Harry Marks: I love the idea of being able to fly through this perfect typography. I mean I was in pig heaven. I mean I had perfect typography and this wonderful imagery, making them solid objects, and being able to travel through them, which was just wonderful. I got a job offer through my art teacher at school to be an apprentice designer at Oxford University Press. I just went over there and fell in love. I mean, I fell in love with everything they were doing, everything about book publishing, because they did everything from make their own paper. To have like 17th century actual fonts that were cut by masters, that they would get out sometimes.
I spent three years there, three very, very happy years, because I loved what I was doing. I just loved it, because they had such an enormous library of typography from all over Europe, everywhere, and from this country. They just let me loose in there, and I just spent all my time there. I just loved it.
That three-year shows up in everything that I've ever done, because everything is very typographically oriented. It's like, I guess I'm a type snob, I really-- I get crazy if I see a letter up backwards. Somebody puts an A up backwards or an N up backwards, just drives me nuts. On the other hand, I can stop and moon over a beautiful G. Look at that, isn't that gorgeous? So those were my formative years I think.
This was the title for 'The Six Million Dollar Man,' which I rather like. I tend to use the bright type. It's a beautiful piece of light sculpture to me. People always used to say to me, you're a book designer, what's a book designer? A book is pages and letters and a story or something. I said no, there are books you cannot read. My job is to make this book readable and as enjoyable and as informative as possible, and I do it with the proper choice of type. I do with the proper choice of leading, proper size of page, proper size of margins, proper numbering, proper headlines, to organize this into an enjoyable document.

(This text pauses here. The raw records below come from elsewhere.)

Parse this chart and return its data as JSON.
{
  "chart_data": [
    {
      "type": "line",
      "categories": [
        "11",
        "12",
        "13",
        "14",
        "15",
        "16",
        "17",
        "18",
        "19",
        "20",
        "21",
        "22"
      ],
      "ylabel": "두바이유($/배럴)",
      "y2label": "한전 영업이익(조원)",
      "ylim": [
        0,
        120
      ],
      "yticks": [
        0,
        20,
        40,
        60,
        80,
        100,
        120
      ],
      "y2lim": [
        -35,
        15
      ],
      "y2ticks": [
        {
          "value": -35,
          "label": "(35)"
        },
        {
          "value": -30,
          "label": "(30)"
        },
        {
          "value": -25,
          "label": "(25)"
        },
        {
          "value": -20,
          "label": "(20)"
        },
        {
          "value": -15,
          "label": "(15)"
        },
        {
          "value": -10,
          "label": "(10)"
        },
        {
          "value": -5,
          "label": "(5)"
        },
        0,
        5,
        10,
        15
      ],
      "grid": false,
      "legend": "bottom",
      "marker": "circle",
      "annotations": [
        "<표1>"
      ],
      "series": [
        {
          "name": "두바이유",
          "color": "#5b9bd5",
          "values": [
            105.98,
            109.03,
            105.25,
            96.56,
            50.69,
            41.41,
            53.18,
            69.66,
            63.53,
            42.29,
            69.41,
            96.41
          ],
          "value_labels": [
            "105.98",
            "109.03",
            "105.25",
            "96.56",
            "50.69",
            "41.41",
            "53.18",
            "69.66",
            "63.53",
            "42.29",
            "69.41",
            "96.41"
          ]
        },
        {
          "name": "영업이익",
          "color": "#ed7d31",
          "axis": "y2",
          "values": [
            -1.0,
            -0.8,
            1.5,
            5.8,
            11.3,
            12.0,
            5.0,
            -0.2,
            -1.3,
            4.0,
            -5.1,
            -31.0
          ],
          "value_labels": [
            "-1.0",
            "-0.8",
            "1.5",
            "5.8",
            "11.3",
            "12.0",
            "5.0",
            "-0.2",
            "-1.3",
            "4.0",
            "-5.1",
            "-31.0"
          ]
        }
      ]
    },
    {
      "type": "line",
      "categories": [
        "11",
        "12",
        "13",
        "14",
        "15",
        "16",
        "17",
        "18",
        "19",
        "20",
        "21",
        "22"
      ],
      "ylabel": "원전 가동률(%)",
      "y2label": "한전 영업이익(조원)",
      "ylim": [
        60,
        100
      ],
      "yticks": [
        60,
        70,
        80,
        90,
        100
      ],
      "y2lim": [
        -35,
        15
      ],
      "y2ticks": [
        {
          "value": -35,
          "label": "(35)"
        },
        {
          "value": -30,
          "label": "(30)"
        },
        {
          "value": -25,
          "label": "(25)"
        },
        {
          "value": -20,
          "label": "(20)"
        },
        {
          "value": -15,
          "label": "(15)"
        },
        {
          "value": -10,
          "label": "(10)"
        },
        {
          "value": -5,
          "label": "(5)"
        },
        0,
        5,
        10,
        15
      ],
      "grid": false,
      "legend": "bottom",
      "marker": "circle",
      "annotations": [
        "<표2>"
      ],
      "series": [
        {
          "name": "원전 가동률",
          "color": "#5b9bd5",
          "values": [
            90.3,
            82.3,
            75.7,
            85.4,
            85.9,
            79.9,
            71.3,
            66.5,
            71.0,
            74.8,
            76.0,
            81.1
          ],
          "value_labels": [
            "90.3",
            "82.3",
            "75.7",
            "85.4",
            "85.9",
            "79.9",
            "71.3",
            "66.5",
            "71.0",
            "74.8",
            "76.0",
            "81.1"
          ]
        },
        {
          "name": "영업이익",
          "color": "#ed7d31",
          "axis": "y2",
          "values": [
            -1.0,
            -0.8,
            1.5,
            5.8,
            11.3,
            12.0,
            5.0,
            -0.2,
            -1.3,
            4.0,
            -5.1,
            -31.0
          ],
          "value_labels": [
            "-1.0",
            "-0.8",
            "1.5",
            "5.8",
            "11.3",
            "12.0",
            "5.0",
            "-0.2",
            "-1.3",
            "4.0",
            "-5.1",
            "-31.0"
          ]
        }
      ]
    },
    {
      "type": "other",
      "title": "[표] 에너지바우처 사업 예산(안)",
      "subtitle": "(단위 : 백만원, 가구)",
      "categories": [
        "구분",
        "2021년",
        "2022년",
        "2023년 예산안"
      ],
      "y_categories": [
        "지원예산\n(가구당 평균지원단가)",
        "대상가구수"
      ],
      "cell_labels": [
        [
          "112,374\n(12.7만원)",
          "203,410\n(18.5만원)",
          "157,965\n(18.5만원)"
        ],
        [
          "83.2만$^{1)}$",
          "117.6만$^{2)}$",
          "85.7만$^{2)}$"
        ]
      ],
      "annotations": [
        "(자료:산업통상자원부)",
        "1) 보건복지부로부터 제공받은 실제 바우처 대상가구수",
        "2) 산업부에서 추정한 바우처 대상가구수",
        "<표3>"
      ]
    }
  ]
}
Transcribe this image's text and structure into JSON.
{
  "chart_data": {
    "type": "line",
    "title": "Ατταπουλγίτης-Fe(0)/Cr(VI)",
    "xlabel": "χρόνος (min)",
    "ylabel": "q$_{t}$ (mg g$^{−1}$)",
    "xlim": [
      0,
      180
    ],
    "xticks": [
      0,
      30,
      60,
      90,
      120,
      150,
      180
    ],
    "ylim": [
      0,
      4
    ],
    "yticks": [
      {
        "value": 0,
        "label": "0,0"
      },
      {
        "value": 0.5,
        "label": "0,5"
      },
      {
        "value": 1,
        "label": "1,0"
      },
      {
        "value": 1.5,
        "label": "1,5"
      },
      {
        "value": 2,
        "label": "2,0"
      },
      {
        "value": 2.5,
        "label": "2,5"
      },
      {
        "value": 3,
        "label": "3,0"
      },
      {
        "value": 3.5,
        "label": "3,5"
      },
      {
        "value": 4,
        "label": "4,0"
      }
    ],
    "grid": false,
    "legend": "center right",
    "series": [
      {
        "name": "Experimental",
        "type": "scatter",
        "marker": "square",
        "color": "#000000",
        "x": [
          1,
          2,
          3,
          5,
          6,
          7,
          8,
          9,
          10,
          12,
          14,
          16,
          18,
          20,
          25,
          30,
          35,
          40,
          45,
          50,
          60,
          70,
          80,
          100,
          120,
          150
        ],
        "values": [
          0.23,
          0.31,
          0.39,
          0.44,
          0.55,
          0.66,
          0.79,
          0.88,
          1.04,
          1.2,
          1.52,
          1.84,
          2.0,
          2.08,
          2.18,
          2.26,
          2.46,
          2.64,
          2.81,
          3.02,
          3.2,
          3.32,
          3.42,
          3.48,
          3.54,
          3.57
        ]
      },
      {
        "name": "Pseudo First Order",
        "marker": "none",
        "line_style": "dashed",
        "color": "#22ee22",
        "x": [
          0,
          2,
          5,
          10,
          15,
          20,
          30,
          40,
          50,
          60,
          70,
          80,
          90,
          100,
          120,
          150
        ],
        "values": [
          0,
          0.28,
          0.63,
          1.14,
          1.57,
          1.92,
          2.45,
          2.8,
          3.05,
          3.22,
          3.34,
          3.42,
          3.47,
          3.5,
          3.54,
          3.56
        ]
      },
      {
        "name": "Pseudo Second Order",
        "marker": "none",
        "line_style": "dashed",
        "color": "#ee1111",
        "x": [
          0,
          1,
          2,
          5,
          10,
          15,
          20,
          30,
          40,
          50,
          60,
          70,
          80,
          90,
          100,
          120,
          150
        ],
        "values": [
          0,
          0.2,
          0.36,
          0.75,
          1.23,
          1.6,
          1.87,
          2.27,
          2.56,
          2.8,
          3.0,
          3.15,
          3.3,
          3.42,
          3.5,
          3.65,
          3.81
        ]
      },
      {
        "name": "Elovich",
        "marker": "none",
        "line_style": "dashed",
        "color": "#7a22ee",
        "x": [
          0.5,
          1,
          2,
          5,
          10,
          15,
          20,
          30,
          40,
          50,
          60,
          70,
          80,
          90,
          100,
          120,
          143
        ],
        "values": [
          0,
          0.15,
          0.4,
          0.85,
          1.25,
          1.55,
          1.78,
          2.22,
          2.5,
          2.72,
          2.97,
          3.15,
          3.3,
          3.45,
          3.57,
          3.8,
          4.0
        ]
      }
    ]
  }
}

You see something in the newspaper with no leading or you see a tiny column, where they've justified it out, and then you've got three letters on the line, but you can't read that. I remember, jumping ahead a little bit, I went to a film school in San Francisco, and for the first year you could only use prime lens. We were using Bolexes, and it was just the normal lens, no zooms, no nothing, and you figure it out and you learn what works and what doesn't, and it was the same thing with type.
I think I looked at enough prewar design, wartime design, postwar design, American broadcast design, that I kind of took on the mantle of this. I did have a wonderful art teacher in school. The guy was-- he was wonderful and he taught me a lot and the apprenticeship at Oxford, my boss taught me a lot, about type and how it works and how it doesn't work.